If the arithmetic mean of two numbers $$a$$ and $$b$$, $$a > b > 0$$, is five times their geometric mean, then $$\frac{a+b}{a-b}$$ is equal to:

Let the two positive numbers be denoted by $$a$$ and $$b$$ with $$a > b > 0$$.

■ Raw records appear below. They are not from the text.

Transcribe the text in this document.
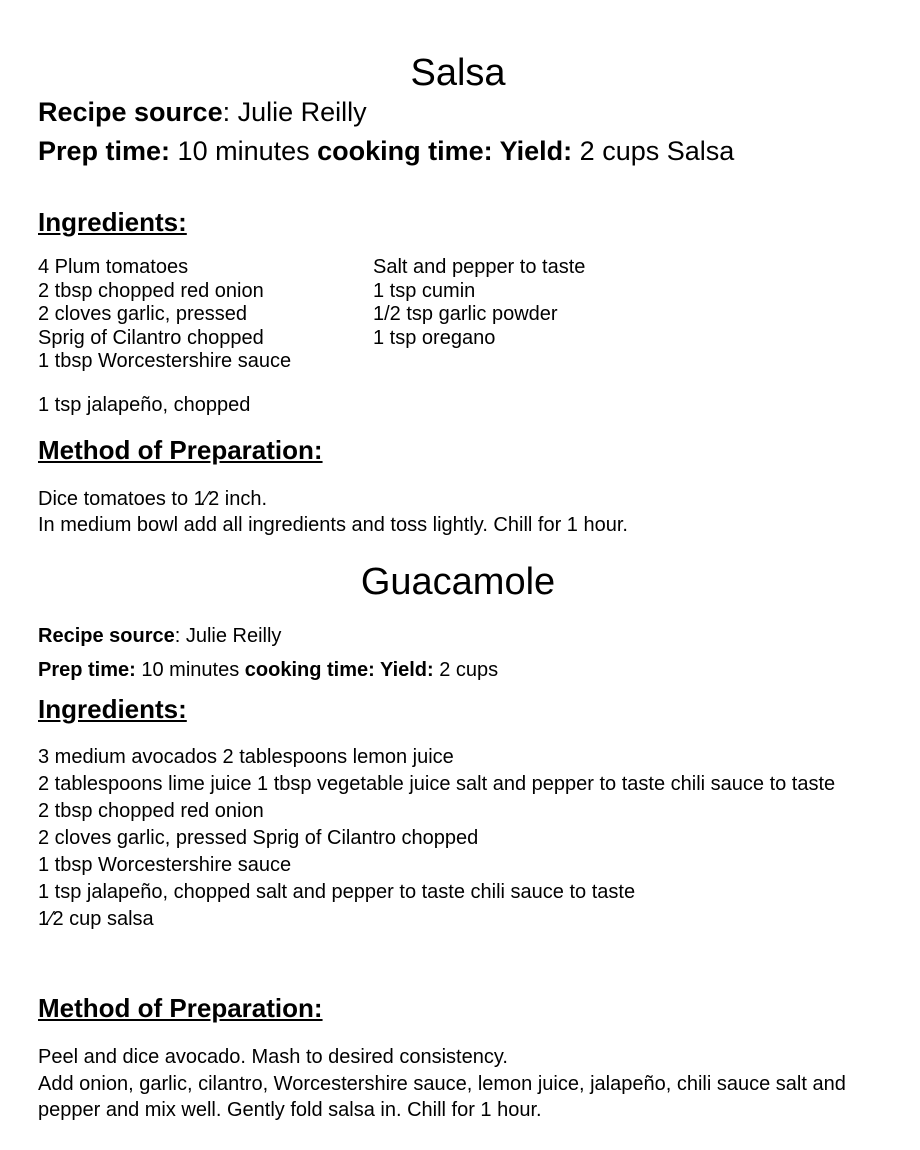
Salsa
Recipe source: Julie Reilly
Prep time: 10 minutes cooking time: Yield: 2 cups Salsa
Ingredients:
4 Plum tomatoes
2 tbsp chopped red onion
2 cloves garlic, pressed
Sprig of Cilantro chopped
1 tbsp Worcestershire sauce
Salt and pepper to taste
1 tsp cumin
1/2 tsp garlic powder
1 tsp oregano
1 tsp jalapeño, chopped
Method of Preparation:
Dice tomatoes to 1⁄2 inch.
In medium bowl add all ingredients and toss lightly. Chill for 1 hour.
Guacamole
Recipe source: Julie Reilly
Prep time: 10 minutes cooking time: Yield: 2 cups
Ingredients:
3 medium avocados 2 tablespoons lemon juice
2 tablespoons lime juice 1 tbsp vegetable juice salt and pepper to taste chili sauce to taste
2 tbsp chopped red onion
2 cloves garlic, pressed Sprig of Cilantro chopped
1 tbsp Worcestershire sauce
1 tsp jalapeño, chopped salt and pepper to taste chili sauce to taste
1⁄2 cup salsa
Method of Preparation:
Peel and dice avocado. Mash to desired consistency.
Add onion, garlic, cilantro, Worcestershire sauce, lemon juice, jalapeño, chili sauce salt and pepper and mix well. Gently fold salsa in. Chill for 1 hour.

We are told that the arithmetic mean is five times the geometric mean.

The formula for the arithmetic mean (A.M.) of two numbers is $$\dfrac{a+b}{2}$$, while the formula for the geometric mean (G.M.) is $$\sqrt{ab}$$.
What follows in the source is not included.